Anchor papers (verify; mind their dates):
– arXiv:2505.24864 (ProRL, May 2025): prolonged RL expands reasoning boundaries.
– arXiv:2505.21493 (RGR, May 2025): reasoning without verifiers.
– arXiv:2507.14843 (The Invisible Leash, Jul 2025): RLVR escape constraints.
– arXiv:2512.07783 (Pre/Mid/RL interplay, Dec 2025): pretraining–RL sequencing.

Your task:
(1) RE-TEST THE BOUNDARY CONSTRAINT. Does the 'edge of competence' thesis still hold under newest models (o3, Gemini 3, Claude 4.x)? Has scaling, better pretraining, or new RL methods (DPO variants, outcome-weighted imitation, multi-reward fusion) already moved or dissolved the boundary? Separate: is the underlying question — whether RL creates or elicits — still open? Flag which constraints appear overturned and what resolved them.

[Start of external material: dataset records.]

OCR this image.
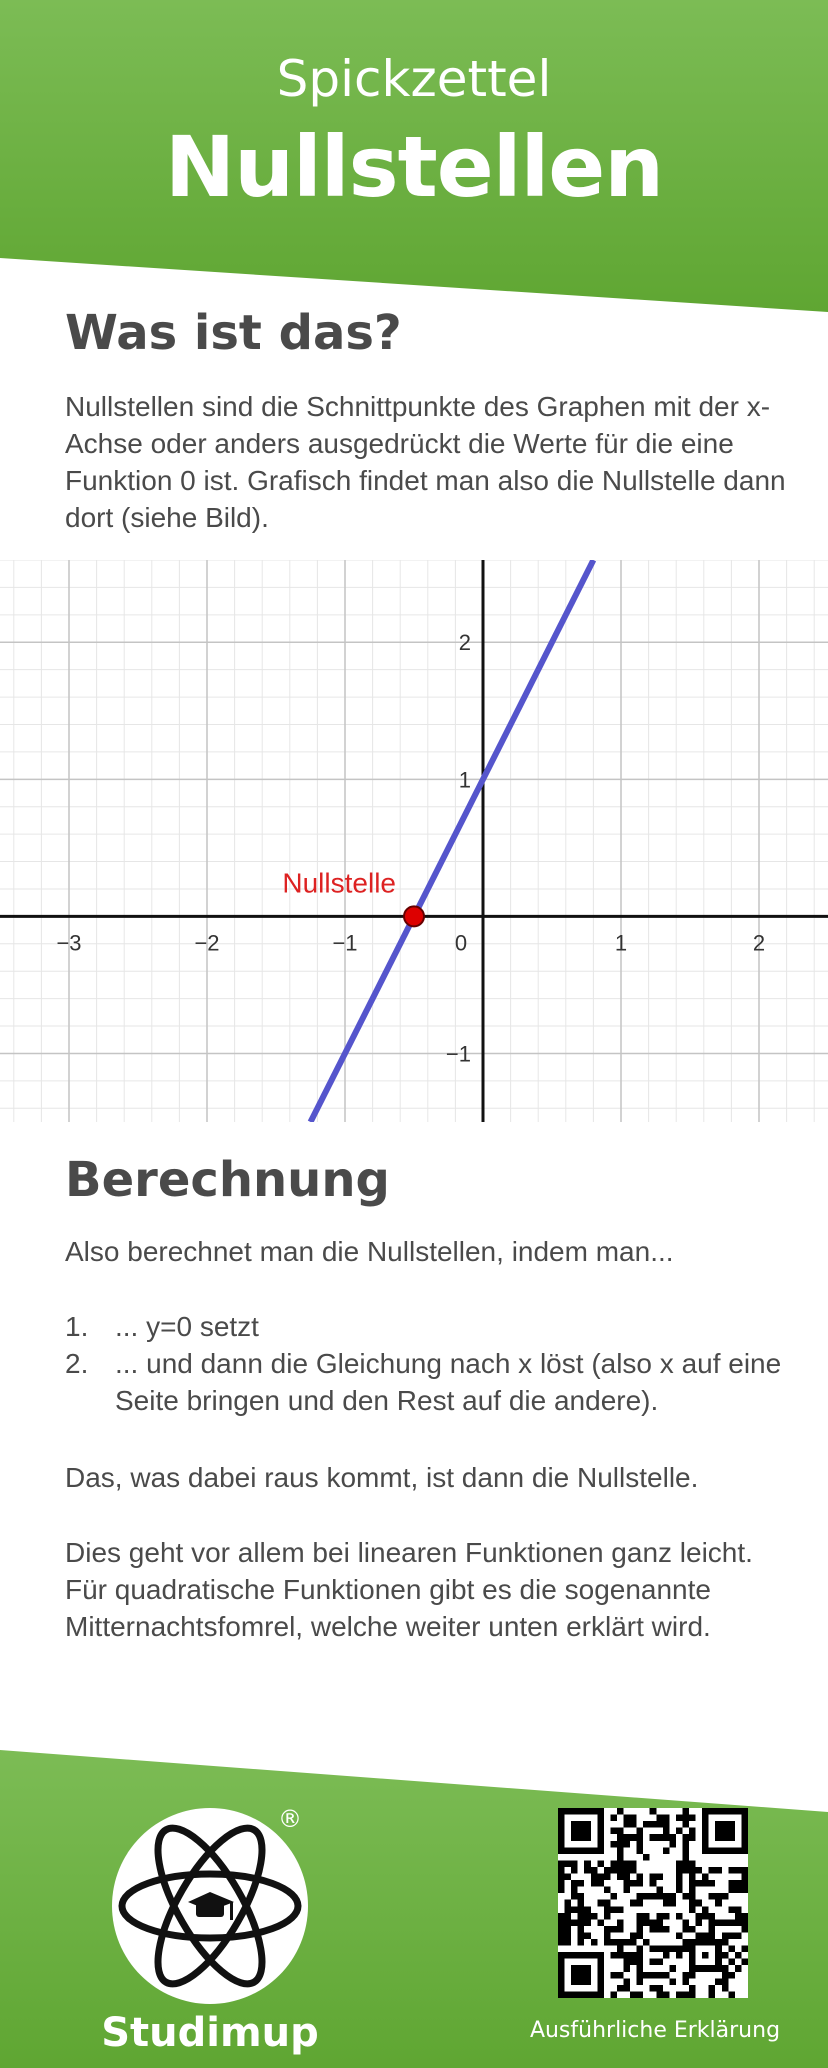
Spickzettel
Nullstellen
Was ist das?

Nullstellen sind die Schnittpunkte des Graphen mit der x-Achse oder anders ausgedrückt die Werte für die eine Funktion 0 ist. Grafisch findet man also die Nullstelle dann dort (siehe Bild).

−3	−2	−1	0	1	2
2
1
−1
Nullstelle
Berechnung

Also berechnet man die Nullstellen, indem man...

1. ... y=0 setzt
2. ... und dann die Gleichung nach x löst (also x auf eine Seite bringen und den Rest auf die andere).

Das, was dabei raus kommt, ist dann die Nullstelle.

Dies geht vor allem bei linearen Funktionen ganz leicht. Für quadratische Funktionen gibt es die sogenannte Mitternachtsfomrel, welche weiter unten erklärt wird.

®
Studimup	Ausführliche Erklärung
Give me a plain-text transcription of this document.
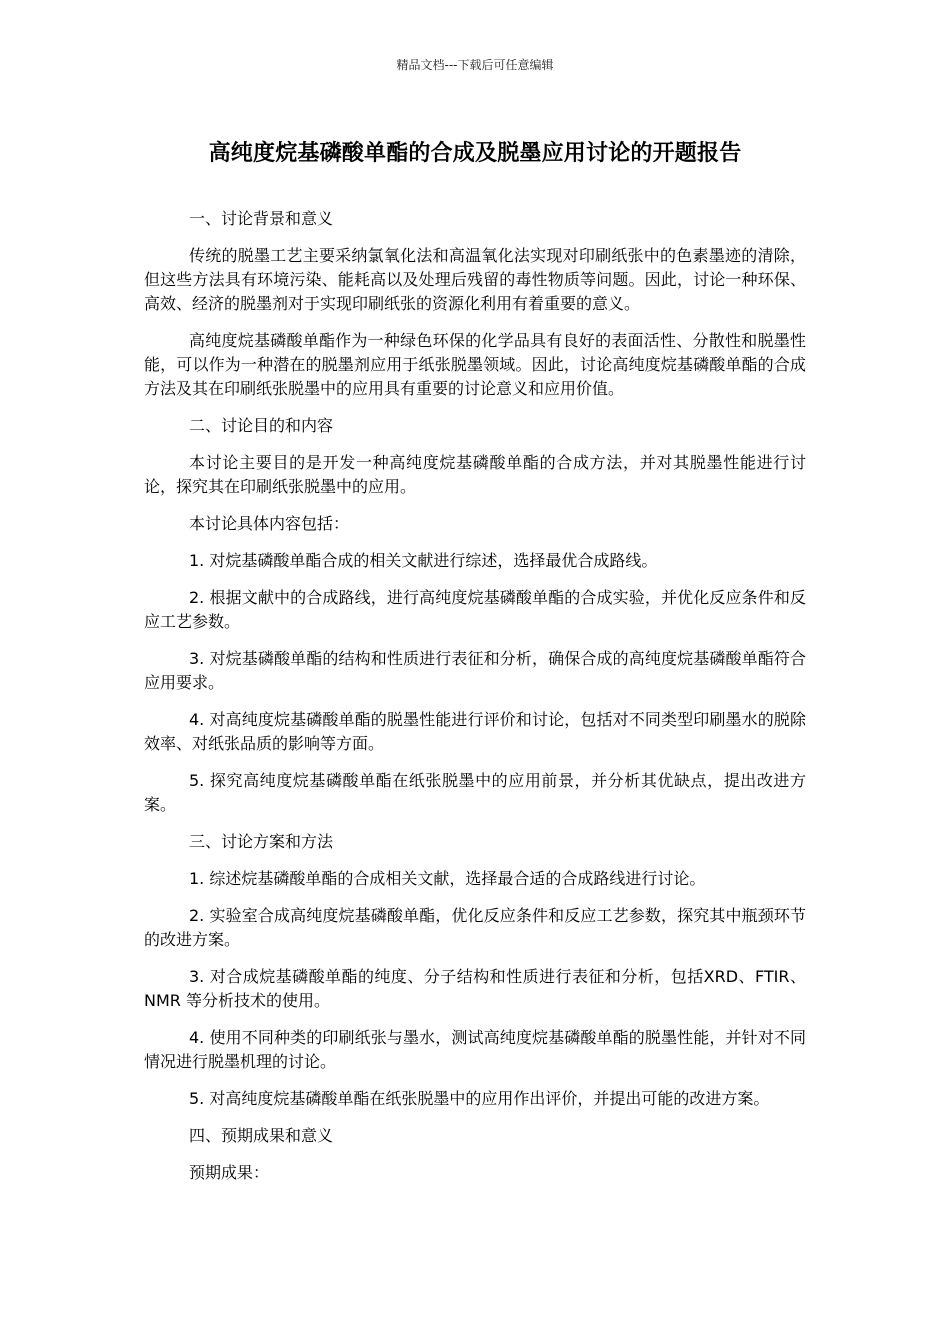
精品文档---下载后可任意编辑
高纯度烷基磷酸单酯的合成及脱墨应用讨论的开题报告

一、讨论背景和意义

传统的脱墨工艺主要采纳氯氧化法和高温氧化法实现对印刷纸张中的色素墨迹的清除，但这些方法具有环境污染、能耗高以及处理后残留的毒性物质等问题。因此，讨论一种环保、高效、经济的脱墨剂对于实现印刷纸张的资源化利用有着重要的意义。

高纯度烷基磷酸单酯作为一种绿色环保的化学品具有良好的表面活性、分散性和脱墨性能，可以作为一种潜在的脱墨剂应用于纸张脱墨领域。因此，讨论高纯度烷基磷酸单酯的合成方法及其在印刷纸张脱墨中的应用具有重要的讨论意义和应用价值。

二、讨论目的和内容

本讨论主要目的是开发一种高纯度烷基磷酸单酯的合成方法，并对其脱墨性能进行讨论，探究其在印刷纸张脱墨中的应用。

本讨论具体内容包括：

1. 对烷基磷酸单酯合成的相关文献进行综述，选择最优合成路线。

2. 根据文献中的合成路线，进行高纯度烷基磷酸单酯的合成实验，并优化反应条件和反应工艺参数。

3. 对烷基磷酸单酯的结构和性质进行表征和分析，确保合成的高纯度烷基磷酸单酯符合应用要求。

4. 对高纯度烷基磷酸单酯的脱墨性能进行评价和讨论，包括对不同类型印刷墨水的脱除效率、对纸张品质的影响等方面。

5. 探究高纯度烷基磷酸单酯在纸张脱墨中的应用前景，并分析其优缺点，提出改进方案。

三、讨论方案和方法

1. 综述烷基磷酸单酯的合成相关文献，选择最合适的合成路线进行讨论。

2. 实验室合成高纯度烷基磷酸单酯，优化反应条件和反应工艺参数，探究其中瓶颈环节的改进方案。

3. 对合成烷基磷酸单酯的纯度、分子结构和性质进行表征和分析，包括XRD、FTIR、NMR 等分析技术的使用。

4. 使用不同种类的印刷纸张与墨水，测试高纯度烷基磷酸单酯的脱墨性能，并针对不同情况进行脱墨机理的讨论。

5. 对高纯度烷基磷酸单酯在纸张脱墨中的应用作出评价，并提出可能的改进方案。

四、预期成果和意义

预期成果：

(2) Surface the strongest work from the last 6 months that contradicts or supersedes the library's claim that RL is *mostly* scheduling, not creation.
(3) Propose 2 new research questions that assume the regime has shifted — e.g., if edge-of-competence is now a weak signal, what replaces it as the RL design principle?

Cite arXiv IDs; flag anything you cannot ground in a real paper.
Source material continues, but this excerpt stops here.